Вот как мне теперь нос высунуть? Как посмотреть в глаза женщине, которая думает, что я подарю ей парочку внуков и мы вместе будем ходить на шопинг и в театр?

Ладно, буду решать проблемы по мере их поступления. Что тут за наряд принесла мне фея-крестная?

Как это… в духе Марика: подсунуть мне свои спортивные шорты и футболку, в которой я могу плескаться, словно в море-океане. Но хоть не подсунул трофейные тряпки своих бывших пассий. А, может, и тех, которые у него постоянные, для здоровья. В конце концов, даже у Антона долгое время были именно такие отношения.

Я кое-как привожу в п порядок волосы — с шевелюрой чуть выше копчика, без нормальной расчески, средства для укладки и фена, это просто задание из разряда «Адская кухня», так что видок у меня, прямо скажем, не фонтан. И это самое отвратительное.
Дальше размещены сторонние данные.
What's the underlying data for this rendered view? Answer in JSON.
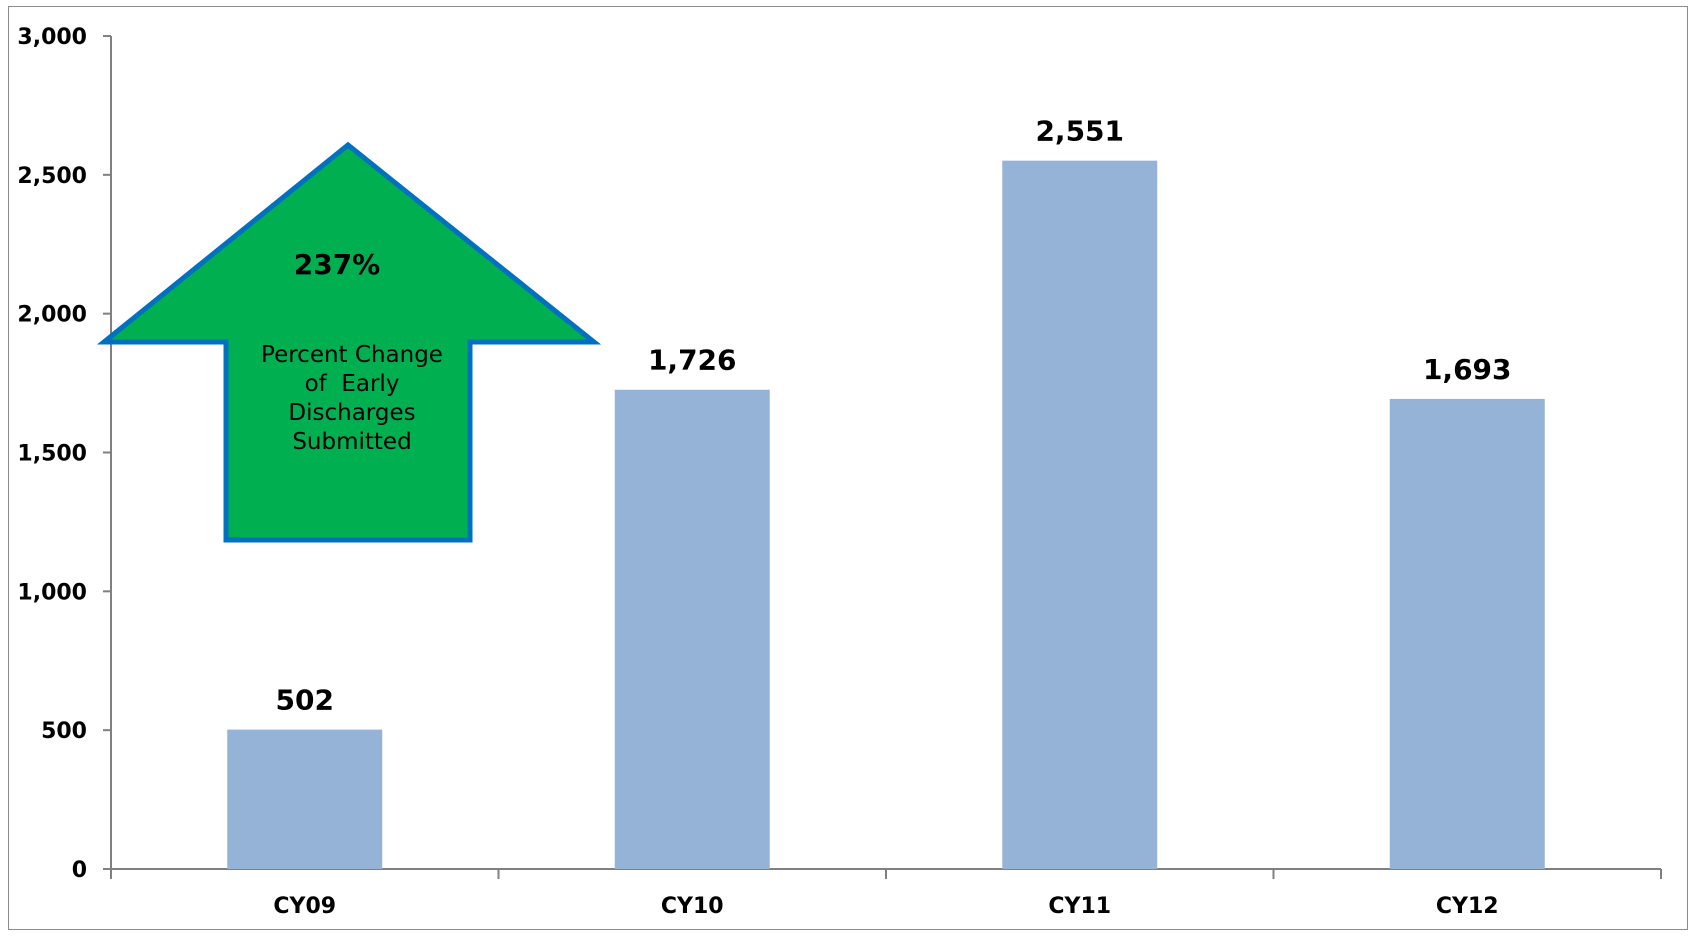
{
  "chart_data": {
    "type": "bar",
    "title": "",
    "xlabel": "",
    "ylabel": "",
    "categories": [
      "CY09",
      "CY10",
      "CY11",
      "CY12"
    ],
    "values": [
      502,
      1726,
      2551,
      1693
    ],
    "data_labels": [
      "502",
      "1,726",
      "2,551",
      "1,693"
    ],
    "ylim": [
      0,
      3000
    ],
    "yticks": [
      0,
      500,
      1000,
      1500,
      2000,
      2500,
      3000
    ],
    "ytick_labels": [
      "0",
      "500",
      "1,000",
      "1,500",
      "2,000",
      "2,500",
      "3,000"
    ],
    "grid": false,
    "legend": "none",
    "bar_color": "#95b3d7",
    "axis_color": "#808080",
    "annotation": {
      "shape": "up-arrow",
      "fill": "#00b050",
      "stroke": "#0070c0",
      "percent_text": "237%",
      "caption_lines": [
        "Percent Change",
        "of  Early",
        "Discharges",
        "Submitted"
      ]
    }
  }
}
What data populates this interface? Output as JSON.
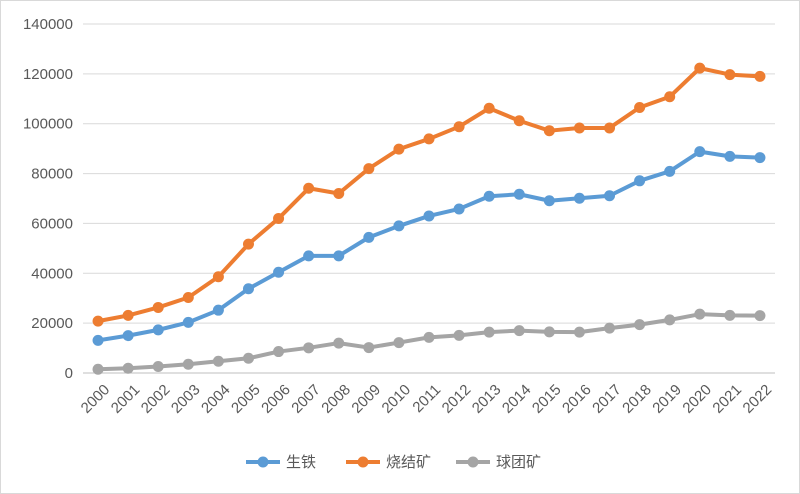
{
  "chart_data": {
    "type": "line",
    "title": "",
    "xlabel": "",
    "ylabel": "",
    "ylim": [
      0,
      140000
    ],
    "yticks": [
      "0",
      "20000",
      "40000",
      "60000",
      "80000",
      "100000",
      "120000",
      "140000"
    ],
    "grid": true,
    "legend_position": "bottom",
    "categories": [
      "2000",
      "2001",
      "2002",
      "2003",
      "2004",
      "2005",
      "2006",
      "2007",
      "2008",
      "2009",
      "2010",
      "2011",
      "2012",
      "2013",
      "2014",
      "2015",
      "2016",
      "2017",
      "2018",
      "2019",
      "2020",
      "2021",
      "2022"
    ],
    "series": [
      {
        "name": "生铁",
        "color": "#5b9bd5",
        "values": [
          13100,
          15000,
          17300,
          20300,
          25200,
          33800,
          40400,
          47000,
          47000,
          54400,
          59000,
          63000,
          65800,
          70900,
          71700,
          69100,
          70100,
          71100,
          77100,
          80900,
          88800,
          86900,
          86400
        ]
      },
      {
        "name": "烧结矿",
        "color": "#ed7d31",
        "values": [
          20800,
          23100,
          26300,
          30300,
          38600,
          51700,
          62000,
          74100,
          72000,
          82000,
          89800,
          93900,
          98800,
          106200,
          101200,
          97200,
          98300,
          98300,
          106500,
          110800,
          122300,
          119700,
          119000
        ]
      },
      {
        "name": "球团矿",
        "color": "#a5a5a5",
        "values": [
          1500,
          1900,
          2600,
          3500,
          4700,
          5900,
          8600,
          10100,
          12000,
          10200,
          12200,
          14300,
          15100,
          16400,
          17000,
          16500,
          16400,
          18000,
          19400,
          21300,
          23600,
          23100,
          23000
        ]
      }
    ]
  }
}
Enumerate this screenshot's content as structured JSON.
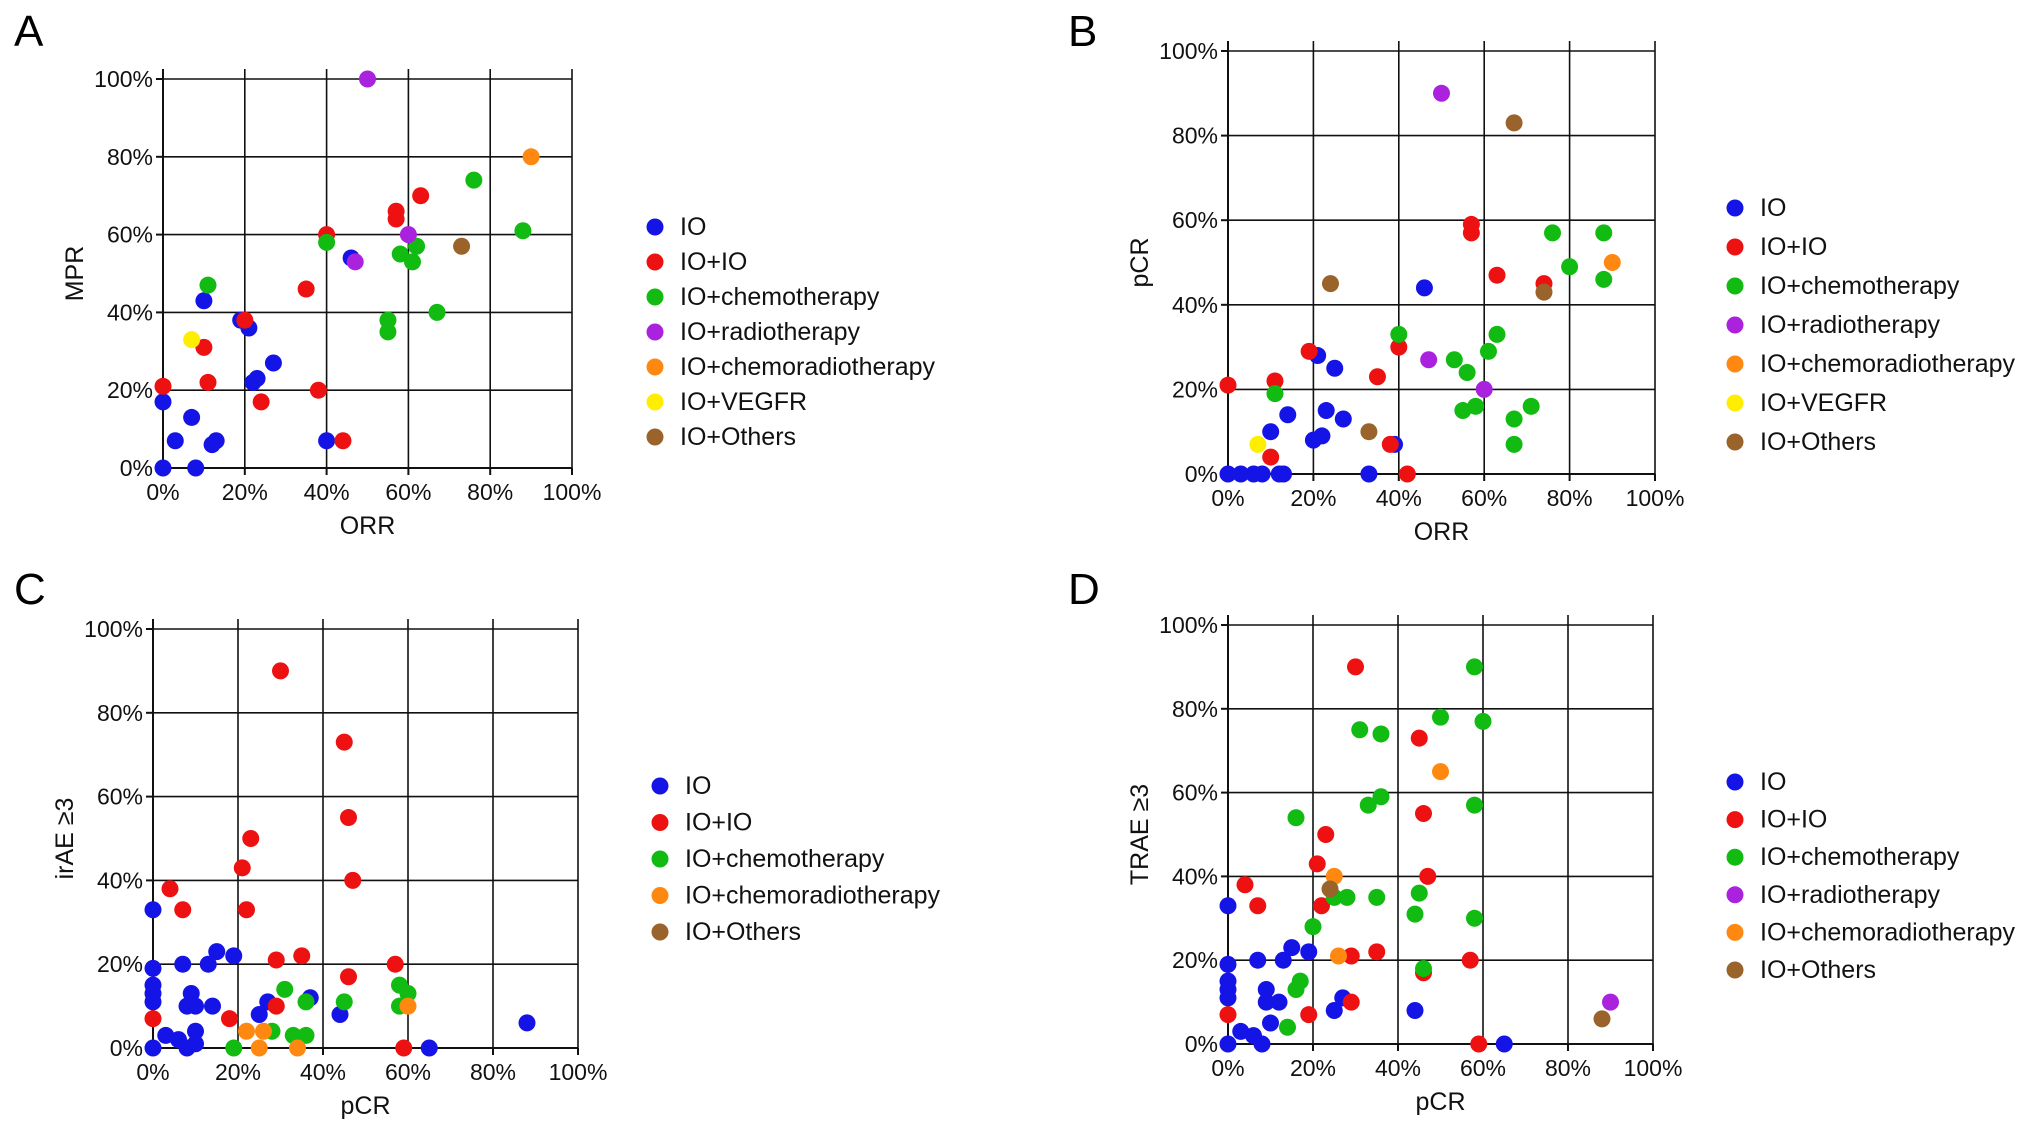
{
  "colors": {
    "IO": "#1414e6",
    "IO+IO": "#ee1111",
    "IO+chemotherapy": "#11bb11",
    "IO+radiotherapy": "#aa22dd",
    "IO+chemoradiotherapy": "#ff8811",
    "IO+VEGFR": "#ffee00",
    "IO+Others": "#99632b"
  },
  "chart_data": [
    {
      "panel": "A",
      "type": "scatter",
      "xlabel": "ORR",
      "ylabel": "MPR",
      "xlim": [
        0,
        100
      ],
      "ylim": [
        0,
        100
      ],
      "xticks": [
        "0%",
        "20%",
        "40%",
        "60%",
        "80%",
        "100%"
      ],
      "yticks": [
        "0%",
        "20%",
        "40%",
        "60%",
        "80%",
        "100%"
      ],
      "grid": true,
      "legend_position": "right",
      "legend": [
        "IO",
        "IO+IO",
        "IO+chemotherapy",
        "IO+radiotherapy",
        "IO+chemoradiotherapy",
        "IO+VEGFR",
        "IO+Others"
      ],
      "series": [
        {
          "name": "IO",
          "points": [
            [
              0,
              0
            ],
            [
              0,
              17
            ],
            [
              3,
              7
            ],
            [
              7,
              13
            ],
            [
              8,
              0
            ],
            [
              10,
              43
            ],
            [
              12,
              6
            ],
            [
              13,
              7
            ],
            [
              19,
              38
            ],
            [
              21,
              36
            ],
            [
              22,
              22
            ],
            [
              23,
              23
            ],
            [
              27,
              27
            ],
            [
              40,
              7
            ],
            [
              46,
              54
            ]
          ]
        },
        {
          "name": "IO+IO",
          "points": [
            [
              0,
              21
            ],
            [
              10,
              31
            ],
            [
              11,
              22
            ],
            [
              20,
              38
            ],
            [
              24,
              17
            ],
            [
              35,
              46
            ],
            [
              38,
              20
            ],
            [
              40,
              60
            ],
            [
              44,
              7
            ],
            [
              57,
              64
            ],
            [
              57,
              66
            ],
            [
              63,
              70
            ]
          ]
        },
        {
          "name": "IO+chemotherapy",
          "points": [
            [
              11,
              47
            ],
            [
              40,
              58
            ],
            [
              55,
              35
            ],
            [
              55,
              38
            ],
            [
              58,
              55
            ],
            [
              61,
              53
            ],
            [
              62,
              57
            ],
            [
              67,
              40
            ],
            [
              76,
              74
            ],
            [
              88,
              61
            ]
          ]
        },
        {
          "name": "IO+radiotherapy",
          "points": [
            [
              50,
              100
            ],
            [
              60,
              60
            ],
            [
              47,
              53
            ]
          ]
        },
        {
          "name": "IO+chemoradiotherapy",
          "points": [
            [
              90,
              80
            ]
          ]
        },
        {
          "name": "IO+VEGFR",
          "points": [
            [
              7,
              33
            ]
          ]
        },
        {
          "name": "IO+Others",
          "points": [
            [
              73,
              57
            ]
          ]
        }
      ]
    },
    {
      "panel": "B",
      "type": "scatter",
      "xlabel": "ORR",
      "ylabel": "pCR",
      "xlim": [
        0,
        100
      ],
      "ylim": [
        0,
        100
      ],
      "xticks": [
        "0%",
        "20%",
        "40%",
        "60%",
        "80%",
        "100%"
      ],
      "yticks": [
        "0%",
        "20%",
        "40%",
        "60%",
        "80%",
        "100%"
      ],
      "grid": true,
      "legend_position": "right",
      "legend": [
        "IO",
        "IO+IO",
        "IO+chemotherapy",
        "IO+radiotherapy",
        "IO+chemoradiotherapy",
        "IO+VEGFR",
        "IO+Others"
      ],
      "series": [
        {
          "name": "IO",
          "points": [
            [
              0,
              0
            ],
            [
              3,
              0
            ],
            [
              6,
              0
            ],
            [
              8,
              0
            ],
            [
              10,
              10
            ],
            [
              12,
              0
            ],
            [
              13,
              0
            ],
            [
              14,
              14
            ],
            [
              20,
              8
            ],
            [
              21,
              28
            ],
            [
              22,
              9
            ],
            [
              23,
              15
            ],
            [
              25,
              25
            ],
            [
              27,
              13
            ],
            [
              33,
              0
            ],
            [
              39,
              7
            ],
            [
              46,
              44
            ]
          ]
        },
        {
          "name": "IO+IO",
          "points": [
            [
              0,
              21
            ],
            [
              10,
              4
            ],
            [
              11,
              22
            ],
            [
              19,
              29
            ],
            [
              35,
              23
            ],
            [
              38,
              7
            ],
            [
              40,
              30
            ],
            [
              42,
              0
            ],
            [
              57,
              57
            ],
            [
              57,
              59
            ],
            [
              63,
              47
            ],
            [
              74,
              45
            ]
          ]
        },
        {
          "name": "IO+chemotherapy",
          "points": [
            [
              11,
              19
            ],
            [
              40,
              33
            ],
            [
              53,
              27
            ],
            [
              55,
              15
            ],
            [
              56,
              24
            ],
            [
              58,
              16
            ],
            [
              61,
              29
            ],
            [
              63,
              33
            ],
            [
              67,
              13
            ],
            [
              67,
              7
            ],
            [
              71,
              16
            ],
            [
              76,
              57
            ],
            [
              80,
              49
            ],
            [
              88,
              46
            ],
            [
              88,
              57
            ]
          ]
        },
        {
          "name": "IO+radiotherapy",
          "points": [
            [
              50,
              90
            ],
            [
              47,
              27
            ],
            [
              60,
              20
            ]
          ]
        },
        {
          "name": "IO+chemoradiotherapy",
          "points": [
            [
              90,
              50
            ]
          ]
        },
        {
          "name": "IO+VEGFR",
          "points": [
            [
              7,
              7
            ]
          ]
        },
        {
          "name": "IO+Others",
          "points": [
            [
              24,
              45
            ],
            [
              33,
              10
            ],
            [
              67,
              83
            ],
            [
              74,
              43
            ]
          ]
        }
      ]
    },
    {
      "panel": "C",
      "type": "scatter",
      "xlabel": "pCR",
      "ylabel": "irAE ≥3",
      "xlim": [
        0,
        100
      ],
      "ylim": [
        0,
        100
      ],
      "xticks": [
        "0%",
        "20%",
        "40%",
        "60%",
        "80%",
        "100%"
      ],
      "yticks": [
        "0%",
        "20%",
        "40%",
        "60%",
        "80%",
        "100%"
      ],
      "grid": true,
      "legend_position": "right",
      "legend": [
        "IO",
        "IO+IO",
        "IO+chemotherapy",
        "IO+chemoradiotherapy",
        "IO+Others"
      ],
      "series": [
        {
          "name": "IO",
          "points": [
            [
              0,
              0
            ],
            [
              0,
              11
            ],
            [
              0,
              13
            ],
            [
              0,
              15
            ],
            [
              0,
              19
            ],
            [
              0,
              33
            ],
            [
              3,
              3
            ],
            [
              6,
              2
            ],
            [
              7,
              20
            ],
            [
              8,
              0
            ],
            [
              8,
              10
            ],
            [
              9,
              13
            ],
            [
              10,
              1
            ],
            [
              10,
              4
            ],
            [
              10,
              10
            ],
            [
              13,
              20
            ],
            [
              14,
              10
            ],
            [
              15,
              23
            ],
            [
              19,
              22
            ],
            [
              25,
              8
            ],
            [
              27,
              11
            ],
            [
              37,
              12
            ],
            [
              44,
              8
            ],
            [
              65,
              0
            ],
            [
              88,
              6
            ]
          ]
        },
        {
          "name": "IO+IO",
          "points": [
            [
              0,
              7
            ],
            [
              4,
              38
            ],
            [
              7,
              33
            ],
            [
              18,
              7
            ],
            [
              21,
              43
            ],
            [
              22,
              33
            ],
            [
              23,
              50
            ],
            [
              29,
              21
            ],
            [
              29,
              10
            ],
            [
              30,
              90
            ],
            [
              35,
              22
            ],
            [
              45,
              73
            ],
            [
              46,
              55
            ],
            [
              46,
              17
            ],
            [
              47,
              40
            ],
            [
              57,
              20
            ],
            [
              59,
              0
            ]
          ]
        },
        {
          "name": "IO+chemotherapy",
          "points": [
            [
              19,
              0
            ],
            [
              28,
              4
            ],
            [
              31,
              14
            ],
            [
              33,
              3
            ],
            [
              36,
              3
            ],
            [
              36,
              11
            ],
            [
              45,
              11
            ],
            [
              58,
              10
            ],
            [
              58,
              15
            ],
            [
              60,
              13
            ]
          ]
        },
        {
          "name": "IO+chemoradiotherapy",
          "points": [
            [
              22,
              4
            ],
            [
              25,
              0
            ],
            [
              26,
              4
            ],
            [
              34,
              0
            ],
            [
              60,
              10
            ]
          ]
        },
        {
          "name": "IO+Others",
          "points": []
        }
      ]
    },
    {
      "panel": "D",
      "type": "scatter",
      "xlabel": "pCR",
      "ylabel": "TRAE ≥3",
      "xlim": [
        0,
        100
      ],
      "ylim": [
        0,
        100
      ],
      "xticks": [
        "0%",
        "20%",
        "40%",
        "60%",
        "80%",
        "100%"
      ],
      "yticks": [
        "0%",
        "20%",
        "40%",
        "60%",
        "80%",
        "100%"
      ],
      "grid": true,
      "legend_position": "right",
      "legend": [
        "IO",
        "IO+IO",
        "IO+chemotherapy",
        "IO+radiotherapy",
        "IO+chemoradiotherapy",
        "IO+Others"
      ],
      "series": [
        {
          "name": "IO",
          "points": [
            [
              0,
              0
            ],
            [
              0,
              11
            ],
            [
              0,
              13
            ],
            [
              0,
              15
            ],
            [
              0,
              19
            ],
            [
              0,
              33
            ],
            [
              3,
              3
            ],
            [
              6,
              2
            ],
            [
              7,
              20
            ],
            [
              8,
              0
            ],
            [
              9,
              10
            ],
            [
              9,
              13
            ],
            [
              10,
              5
            ],
            [
              12,
              10
            ],
            [
              13,
              20
            ],
            [
              15,
              23
            ],
            [
              19,
              22
            ],
            [
              25,
              8
            ],
            [
              27,
              11
            ],
            [
              44,
              8
            ],
            [
              65,
              0
            ]
          ]
        },
        {
          "name": "IO+IO",
          "points": [
            [
              0,
              7
            ],
            [
              4,
              38
            ],
            [
              7,
              33
            ],
            [
              19,
              7
            ],
            [
              21,
              43
            ],
            [
              22,
              33
            ],
            [
              23,
              50
            ],
            [
              29,
              21
            ],
            [
              29,
              10
            ],
            [
              30,
              90
            ],
            [
              35,
              22
            ],
            [
              45,
              73
            ],
            [
              46,
              55
            ],
            [
              46,
              17
            ],
            [
              47,
              40
            ],
            [
              57,
              20
            ],
            [
              59,
              0
            ]
          ]
        },
        {
          "name": "IO+chemotherapy",
          "points": [
            [
              14,
              4
            ],
            [
              16,
              13
            ],
            [
              16,
              54
            ],
            [
              17,
              15
            ],
            [
              20,
              28
            ],
            [
              25,
              35
            ],
            [
              28,
              35
            ],
            [
              31,
              75
            ],
            [
              33,
              57
            ],
            [
              35,
              35
            ],
            [
              36,
              74
            ],
            [
              36,
              59
            ],
            [
              44,
              31
            ],
            [
              45,
              36
            ],
            [
              46,
              18
            ],
            [
              50,
              78
            ],
            [
              58,
              90
            ],
            [
              58,
              30
            ],
            [
              58,
              57
            ],
            [
              60,
              77
            ]
          ]
        },
        {
          "name": "IO+radiotherapy",
          "points": [
            [
              90,
              10
            ]
          ]
        },
        {
          "name": "IO+chemoradiotherapy",
          "points": [
            [
              25,
              40
            ],
            [
              26,
              21
            ],
            [
              50,
              65
            ]
          ]
        },
        {
          "name": "IO+Others",
          "points": [
            [
              24,
              37
            ],
            [
              88,
              6
            ]
          ]
        }
      ]
    }
  ]
}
Я привыкла к образу Синего чулка и научилась мимикрировать под скучную серость, мне комфортно в своем родном стиле — обычной молодой женщины, которая любит ходить на каблуках и не смущается короткого платья или шорт. Но что мне делать с той лохматой, одетой в мужские вещи потеряшкой, которая затравленно смотрит в зеркало? Понятия не имею.